Fore wings white, largely light brown between the obscure cross lines; outer marginal area clouded, and front margin dotted with light brown; three tufts of raised scales placed as in previous species; hind wings of the male, greyish white, browner on the outer margin; of female, brownish grey. Varies in the amount of light brown, and sometimes this is much reduced; more rarely it disappears entirely (Plate [73]).
The caterpillar varies in colour from ochreous with pink tinge to bone white; the warts are set with pale hairs and those along the back and at each extremity are longest; a double greyish line along the middle of the back, and a series of black marks on each side; these marks unite across the back on rings six and ten.

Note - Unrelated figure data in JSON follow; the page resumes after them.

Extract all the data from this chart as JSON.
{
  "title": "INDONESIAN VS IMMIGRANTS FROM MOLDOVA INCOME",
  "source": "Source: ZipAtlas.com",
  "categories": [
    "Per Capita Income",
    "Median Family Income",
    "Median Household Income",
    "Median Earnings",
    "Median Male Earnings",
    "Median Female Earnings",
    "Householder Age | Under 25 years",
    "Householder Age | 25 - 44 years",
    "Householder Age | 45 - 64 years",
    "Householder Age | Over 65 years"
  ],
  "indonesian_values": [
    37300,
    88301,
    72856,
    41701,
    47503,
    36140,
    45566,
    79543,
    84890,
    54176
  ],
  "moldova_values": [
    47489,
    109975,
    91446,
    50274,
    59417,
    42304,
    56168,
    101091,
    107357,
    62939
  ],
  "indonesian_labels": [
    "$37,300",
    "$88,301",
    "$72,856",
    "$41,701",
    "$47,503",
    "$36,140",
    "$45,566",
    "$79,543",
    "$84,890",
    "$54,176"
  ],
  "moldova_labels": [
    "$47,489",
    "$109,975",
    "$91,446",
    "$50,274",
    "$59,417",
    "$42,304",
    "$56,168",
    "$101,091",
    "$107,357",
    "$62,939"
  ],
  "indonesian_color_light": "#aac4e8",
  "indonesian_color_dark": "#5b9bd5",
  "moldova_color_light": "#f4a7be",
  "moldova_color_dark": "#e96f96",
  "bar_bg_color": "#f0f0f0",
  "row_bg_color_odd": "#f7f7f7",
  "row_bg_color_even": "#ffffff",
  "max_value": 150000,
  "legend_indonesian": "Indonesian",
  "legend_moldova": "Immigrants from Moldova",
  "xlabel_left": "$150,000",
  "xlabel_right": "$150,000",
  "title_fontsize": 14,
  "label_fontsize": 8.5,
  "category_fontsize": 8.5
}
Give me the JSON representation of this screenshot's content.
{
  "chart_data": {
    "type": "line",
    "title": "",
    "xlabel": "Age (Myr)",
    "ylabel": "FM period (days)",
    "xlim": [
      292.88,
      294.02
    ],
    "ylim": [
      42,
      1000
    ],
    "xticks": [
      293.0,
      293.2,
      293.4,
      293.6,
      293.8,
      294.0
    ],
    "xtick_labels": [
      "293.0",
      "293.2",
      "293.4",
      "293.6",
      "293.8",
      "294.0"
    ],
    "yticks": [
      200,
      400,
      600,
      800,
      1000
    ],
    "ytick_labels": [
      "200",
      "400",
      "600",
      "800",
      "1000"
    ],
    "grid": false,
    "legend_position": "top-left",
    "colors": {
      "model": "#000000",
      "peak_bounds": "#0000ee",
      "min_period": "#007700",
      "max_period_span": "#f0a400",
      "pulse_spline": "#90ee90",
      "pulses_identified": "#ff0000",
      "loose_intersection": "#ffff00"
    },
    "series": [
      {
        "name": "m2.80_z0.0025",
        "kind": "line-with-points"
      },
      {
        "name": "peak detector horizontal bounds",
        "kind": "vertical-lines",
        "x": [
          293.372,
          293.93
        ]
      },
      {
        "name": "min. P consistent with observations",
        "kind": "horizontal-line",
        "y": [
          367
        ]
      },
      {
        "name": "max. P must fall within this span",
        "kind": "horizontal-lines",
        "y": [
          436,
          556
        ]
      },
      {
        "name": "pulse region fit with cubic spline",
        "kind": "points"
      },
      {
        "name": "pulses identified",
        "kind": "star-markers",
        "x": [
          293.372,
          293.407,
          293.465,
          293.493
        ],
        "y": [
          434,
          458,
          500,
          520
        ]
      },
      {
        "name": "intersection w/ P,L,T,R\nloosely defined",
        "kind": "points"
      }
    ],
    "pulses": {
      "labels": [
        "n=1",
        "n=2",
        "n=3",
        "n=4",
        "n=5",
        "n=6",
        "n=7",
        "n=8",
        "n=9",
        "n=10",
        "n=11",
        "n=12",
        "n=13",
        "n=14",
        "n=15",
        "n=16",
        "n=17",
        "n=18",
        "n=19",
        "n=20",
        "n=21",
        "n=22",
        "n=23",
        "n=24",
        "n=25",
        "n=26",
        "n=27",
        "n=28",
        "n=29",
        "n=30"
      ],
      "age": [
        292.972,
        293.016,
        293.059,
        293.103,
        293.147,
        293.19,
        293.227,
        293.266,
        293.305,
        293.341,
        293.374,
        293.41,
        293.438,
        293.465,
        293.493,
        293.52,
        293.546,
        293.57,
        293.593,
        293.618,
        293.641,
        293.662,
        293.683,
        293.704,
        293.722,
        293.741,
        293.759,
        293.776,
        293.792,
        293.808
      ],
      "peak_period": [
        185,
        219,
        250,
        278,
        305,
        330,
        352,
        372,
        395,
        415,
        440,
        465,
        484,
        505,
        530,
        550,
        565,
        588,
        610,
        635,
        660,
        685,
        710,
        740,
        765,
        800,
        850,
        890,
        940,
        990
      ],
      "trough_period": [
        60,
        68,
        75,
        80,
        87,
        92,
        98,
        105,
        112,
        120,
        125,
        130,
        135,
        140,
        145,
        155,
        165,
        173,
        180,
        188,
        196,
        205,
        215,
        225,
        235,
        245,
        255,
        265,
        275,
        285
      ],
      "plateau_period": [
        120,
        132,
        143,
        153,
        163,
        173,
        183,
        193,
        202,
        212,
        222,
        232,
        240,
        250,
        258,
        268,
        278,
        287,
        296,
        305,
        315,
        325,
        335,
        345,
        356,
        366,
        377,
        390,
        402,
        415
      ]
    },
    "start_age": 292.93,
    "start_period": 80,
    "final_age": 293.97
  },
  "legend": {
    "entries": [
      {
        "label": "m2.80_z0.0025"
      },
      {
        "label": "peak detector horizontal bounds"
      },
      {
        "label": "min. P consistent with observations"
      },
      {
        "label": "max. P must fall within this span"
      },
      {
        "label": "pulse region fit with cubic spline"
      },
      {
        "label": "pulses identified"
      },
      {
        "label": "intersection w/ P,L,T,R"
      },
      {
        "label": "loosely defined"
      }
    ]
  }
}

After hibernation, it feeds in Spring until June, on the young growth of bramble, raspberry, strawberry, and cinquefoil (Potentilla reptans), and is stated to also eat hemp agrimony (Eupatorium cannabinum). The brownish cocoon is constructed on a stem of grass and in appearance looks not unlike a swelling of the stem.

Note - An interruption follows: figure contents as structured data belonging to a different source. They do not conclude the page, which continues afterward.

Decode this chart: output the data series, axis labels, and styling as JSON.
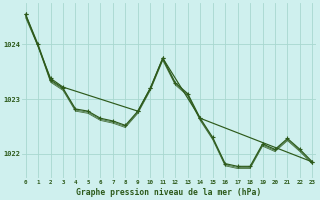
{
  "background_color": "#cff0ee",
  "grid_color": "#a8d8d0",
  "line_color": "#2d5a1b",
  "xlabel": "Graphe pression niveau de la mer (hPa)",
  "yticks": [
    1022,
    1023,
    1024
  ],
  "xticks": [
    0,
    1,
    2,
    3,
    4,
    5,
    6,
    7,
    8,
    9,
    10,
    11,
    12,
    13,
    14,
    15,
    16,
    17,
    18,
    19,
    20,
    21,
    22,
    23
  ],
  "xlim": [
    -0.3,
    23.3
  ],
  "ylim": [
    1021.55,
    1024.75
  ],
  "main_line": {
    "x": [
      0,
      1,
      2,
      3,
      4,
      5,
      6,
      7,
      8,
      9,
      10,
      11,
      12,
      13,
      14,
      15,
      16,
      17,
      18,
      19,
      20,
      21,
      22,
      23
    ],
    "y": [
      1024.55,
      1024.0,
      1023.35,
      1023.2,
      1022.82,
      1022.78,
      1022.65,
      1022.6,
      1022.52,
      1022.78,
      1023.2,
      1023.75,
      1023.3,
      1023.1,
      1022.65,
      1022.3,
      1021.82,
      1021.77,
      1021.77,
      1022.18,
      1022.08,
      1022.28,
      1022.08,
      1021.85
    ]
  },
  "smooth_line": {
    "x": [
      0,
      2,
      3,
      9,
      10,
      11,
      14,
      23
    ],
    "y": [
      1024.55,
      1023.38,
      1023.22,
      1022.78,
      1023.2,
      1023.75,
      1022.65,
      1021.85
    ]
  },
  "shadow1": {
    "x": [
      0,
      1,
      2,
      3,
      4,
      5,
      6,
      7,
      8,
      9,
      10,
      11,
      12,
      13,
      14,
      15,
      16,
      17,
      18,
      19,
      20,
      21,
      22,
      23
    ],
    "y": [
      1024.52,
      1023.98,
      1023.33,
      1023.18,
      1022.8,
      1022.76,
      1022.63,
      1022.58,
      1022.5,
      1022.76,
      1023.18,
      1023.73,
      1023.28,
      1023.08,
      1022.63,
      1022.28,
      1021.8,
      1021.75,
      1021.75,
      1022.16,
      1022.06,
      1022.26,
      1022.06,
      1021.83
    ]
  },
  "shadow2": {
    "x": [
      0,
      1,
      2,
      3,
      4,
      5,
      6,
      7,
      8,
      9,
      10,
      11,
      12,
      13,
      14,
      15,
      16,
      17,
      18,
      19,
      20,
      21,
      22,
      23
    ],
    "y": [
      1024.49,
      1023.96,
      1023.31,
      1023.16,
      1022.78,
      1022.74,
      1022.61,
      1022.56,
      1022.48,
      1022.74,
      1023.16,
      1023.71,
      1023.26,
      1023.06,
      1022.61,
      1022.26,
      1021.78,
      1021.73,
      1021.73,
      1022.14,
      1022.04,
      1022.24,
      1022.04,
      1021.81
    ]
  }
}
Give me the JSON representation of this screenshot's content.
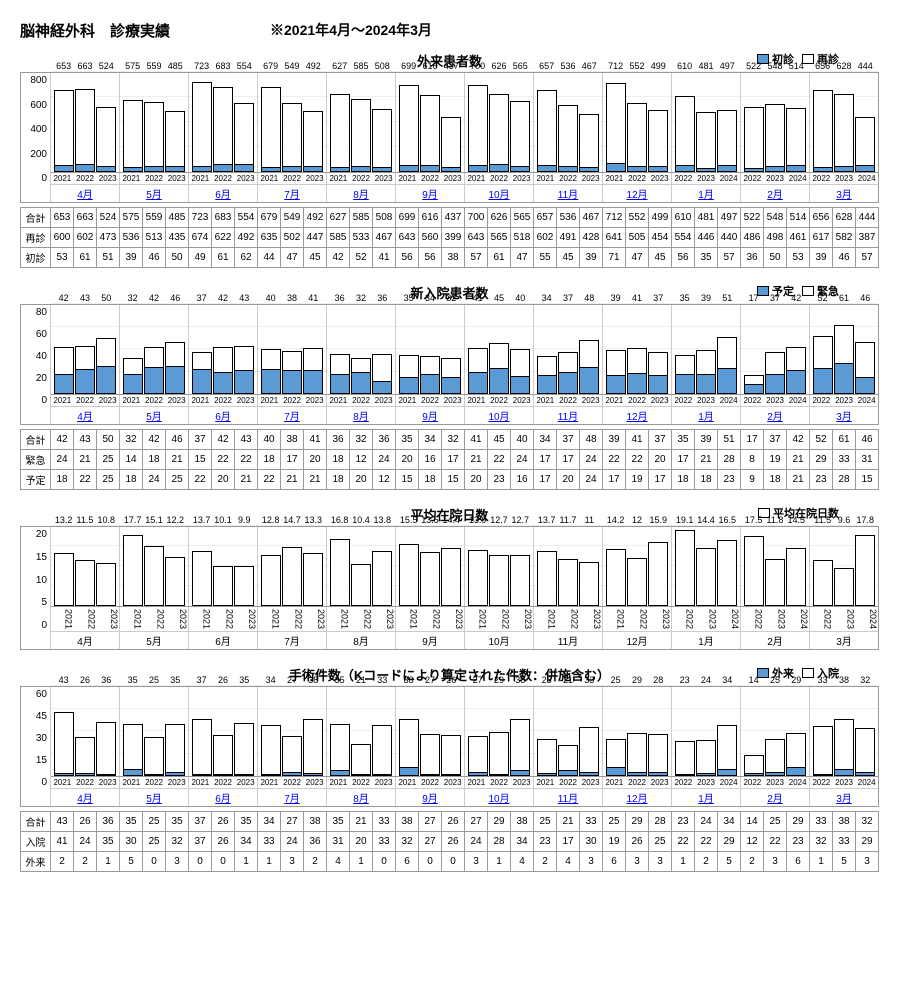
{
  "header": {
    "title": "脳神経外科　診療実績",
    "period": "※2021年4月～2024年3月"
  },
  "months": [
    "4月",
    "5月",
    "6月",
    "7月",
    "8月",
    "9月",
    "10月",
    "11月",
    "12月",
    "1月",
    "2月",
    "3月"
  ],
  "years": [
    "2021",
    "2022",
    "2023"
  ],
  "years_fy": [
    "2022",
    "2023",
    "2024"
  ],
  "outpatient": {
    "title": "外来患者数",
    "legend1": "初診",
    "legend2": "再診",
    "c1": "#5b9bd5",
    "c2": "#ffffff",
    "border": "#000000",
    "ymax": 800,
    "yticks": [
      800,
      600,
      400,
      200,
      0
    ],
    "total": [
      [
        653,
        663,
        524
      ],
      [
        575,
        559,
        485
      ],
      [
        723,
        683,
        554
      ],
      [
        679,
        549,
        492
      ],
      [
        627,
        585,
        508
      ],
      [
        699,
        616,
        437
      ],
      [
        700,
        626,
        565
      ],
      [
        657,
        536,
        467
      ],
      [
        712,
        552,
        499
      ],
      [
        610,
        481,
        497
      ],
      [
        522,
        548,
        514
      ],
      [
        656,
        628,
        444
      ]
    ],
    "return": [
      [
        600,
        602,
        473
      ],
      [
        536,
        513,
        435
      ],
      [
        674,
        622,
        492
      ],
      [
        635,
        502,
        447
      ],
      [
        585,
        533,
        467
      ],
      [
        643,
        560,
        399
      ],
      [
        643,
        565,
        518
      ],
      [
        602,
        491,
        428
      ],
      [
        641,
        505,
        454
      ],
      [
        554,
        446,
        440
      ],
      [
        486,
        498,
        461
      ],
      [
        617,
        582,
        387
      ]
    ],
    "first": [
      [
        53,
        61,
        51
      ],
      [
        39,
        46,
        50
      ],
      [
        49,
        61,
        62
      ],
      [
        44,
        47,
        45
      ],
      [
        42,
        52,
        41
      ],
      [
        56,
        56,
        38
      ],
      [
        57,
        61,
        47
      ],
      [
        55,
        45,
        39
      ],
      [
        71,
        47,
        45
      ],
      [
        56,
        35,
        57
      ],
      [
        36,
        50,
        53
      ],
      [
        39,
        46,
        57
      ]
    ],
    "rows": [
      "合計",
      "再診",
      "初診"
    ]
  },
  "inpatient": {
    "title": "新入院患者数",
    "legend1": "予定",
    "legend2": "緊急",
    "c1": "#5b9bd5",
    "c2": "#ffffff",
    "border": "#000000",
    "ymax": 80,
    "yticks": [
      80,
      60,
      40,
      20,
      0
    ],
    "total": [
      [
        42,
        43,
        50
      ],
      [
        32,
        42,
        46
      ],
      [
        37,
        42,
        43
      ],
      [
        40,
        38,
        41
      ],
      [
        36,
        32,
        36
      ],
      [
        35,
        34,
        32
      ],
      [
        41,
        45,
        40
      ],
      [
        34,
        37,
        48
      ],
      [
        39,
        41,
        37
      ],
      [
        35,
        39,
        51
      ],
      [
        17,
        37,
        42
      ],
      [
        52,
        61,
        46
      ]
    ],
    "emerg": [
      [
        24,
        21,
        25
      ],
      [
        14,
        18,
        21
      ],
      [
        15,
        22,
        22
      ],
      [
        18,
        17,
        20
      ],
      [
        18,
        12,
        24
      ],
      [
        20,
        16,
        17
      ],
      [
        21,
        22,
        24
      ],
      [
        17,
        17,
        24
      ],
      [
        22,
        22,
        20
      ],
      [
        17,
        21,
        28
      ],
      [
        8,
        19,
        21
      ],
      [
        29,
        33,
        31
      ]
    ],
    "plan": [
      [
        18,
        22,
        25
      ],
      [
        18,
        24,
        25
      ],
      [
        22,
        20,
        21
      ],
      [
        22,
        21,
        21
      ],
      [
        18,
        20,
        12
      ],
      [
        15,
        18,
        15
      ],
      [
        20,
        23,
        16
      ],
      [
        17,
        20,
        24
      ],
      [
        17,
        19,
        17
      ],
      [
        18,
        18,
        23
      ],
      [
        9,
        18,
        21
      ],
      [
        23,
        28,
        15
      ]
    ],
    "rows": [
      "合計",
      "緊急",
      "予定"
    ]
  },
  "los": {
    "title": "平均在院日数",
    "legend": "平均在院日数",
    "c": "#ffffff",
    "border": "#000000",
    "ymax": 20,
    "yticks": [
      20,
      15,
      10,
      5,
      0
    ],
    "values": [
      [
        13.2,
        11.5,
        10.8
      ],
      [
        17.7,
        15.1,
        12.2
      ],
      [
        13.7,
        10.1,
        9.9
      ],
      [
        12.8,
        14.7,
        13.3
      ],
      [
        16.8,
        10.4,
        13.8
      ],
      [
        15.5,
        13.5,
        14.4
      ],
      [
        13.9,
        12.7,
        12.7
      ],
      [
        13.7,
        11.7,
        11.0
      ],
      [
        14.2,
        12.0,
        15.9
      ],
      [
        19.1,
        14.4,
        16.5
      ],
      [
        17.5,
        11.8,
        14.5
      ],
      [
        11.5,
        9.6,
        17.8
      ]
    ]
  },
  "surgery": {
    "title": "手術件数（Kコードにより算定された件数：併施含む）",
    "legend1": "外来",
    "legend2": "入院",
    "c1": "#5b9bd5",
    "c2": "#ffffff",
    "border": "#000000",
    "ymax": 60,
    "yticks": [
      60,
      45,
      30,
      15,
      0
    ],
    "total": [
      [
        43,
        26,
        36
      ],
      [
        35,
        25,
        35
      ],
      [
        37,
        26,
        35
      ],
      [
        34,
        27,
        38
      ],
      [
        35,
        21,
        33
      ],
      [
        38,
        27,
        26
      ],
      [
        27,
        29,
        38
      ],
      [
        25,
        21,
        33
      ],
      [
        25,
        29,
        28
      ],
      [
        23,
        24,
        34
      ],
      [
        14,
        25,
        29
      ],
      [
        33,
        38,
        32
      ]
    ],
    "inp": [
      [
        41,
        24,
        35
      ],
      [
        30,
        25,
        32
      ],
      [
        37,
        26,
        34
      ],
      [
        33,
        24,
        36
      ],
      [
        31,
        20,
        33
      ],
      [
        32,
        27,
        26
      ],
      [
        24,
        28,
        34
      ],
      [
        23,
        17,
        30
      ],
      [
        19,
        26,
        25
      ],
      [
        22,
        22,
        29
      ],
      [
        12,
        22,
        23
      ],
      [
        32,
        33,
        29
      ]
    ],
    "out": [
      [
        2,
        2,
        1
      ],
      [
        5,
        0,
        3
      ],
      [
        0,
        0,
        1
      ],
      [
        1,
        3,
        2
      ],
      [
        4,
        1,
        0
      ],
      [
        6,
        0,
        0
      ],
      [
        3,
        1,
        4
      ],
      [
        2,
        4,
        3
      ],
      [
        6,
        3,
        3
      ],
      [
        1,
        2,
        5
      ],
      [
        2,
        3,
        6
      ],
      [
        1,
        5,
        3
      ]
    ],
    "rows": [
      "合計",
      "入院",
      "外来"
    ]
  }
}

This species was first observed in England in the year 1859, when four specimens were taken in July at Chattenden Roughs, a large hilly wood in North-east Kent. It still occurs, no doubt, in the Kentish locality referred to, but is now very scarce there compared with what it must have been some twenty-five years ago. Barrett notes a specimen from the Isle of Wight. Mr. G. T. Porritt states that he has seen one of two examples captured in South Devon in 1901; and another, a male, has been recorded as taken at light in a house near Weymouth, Dorset, in August, 1904, and from Lewes in 1906.
At the time the first specimens were met with in England the species seems to have been rare, or little known on the Continent. Since then knowledge of its distribution has vastly increased, and it has now been found not only in many parts of Central Europe, but also in Finland, Italy, Dalmatia; Asia Minor, Persia, and extending into Amurland and Japan.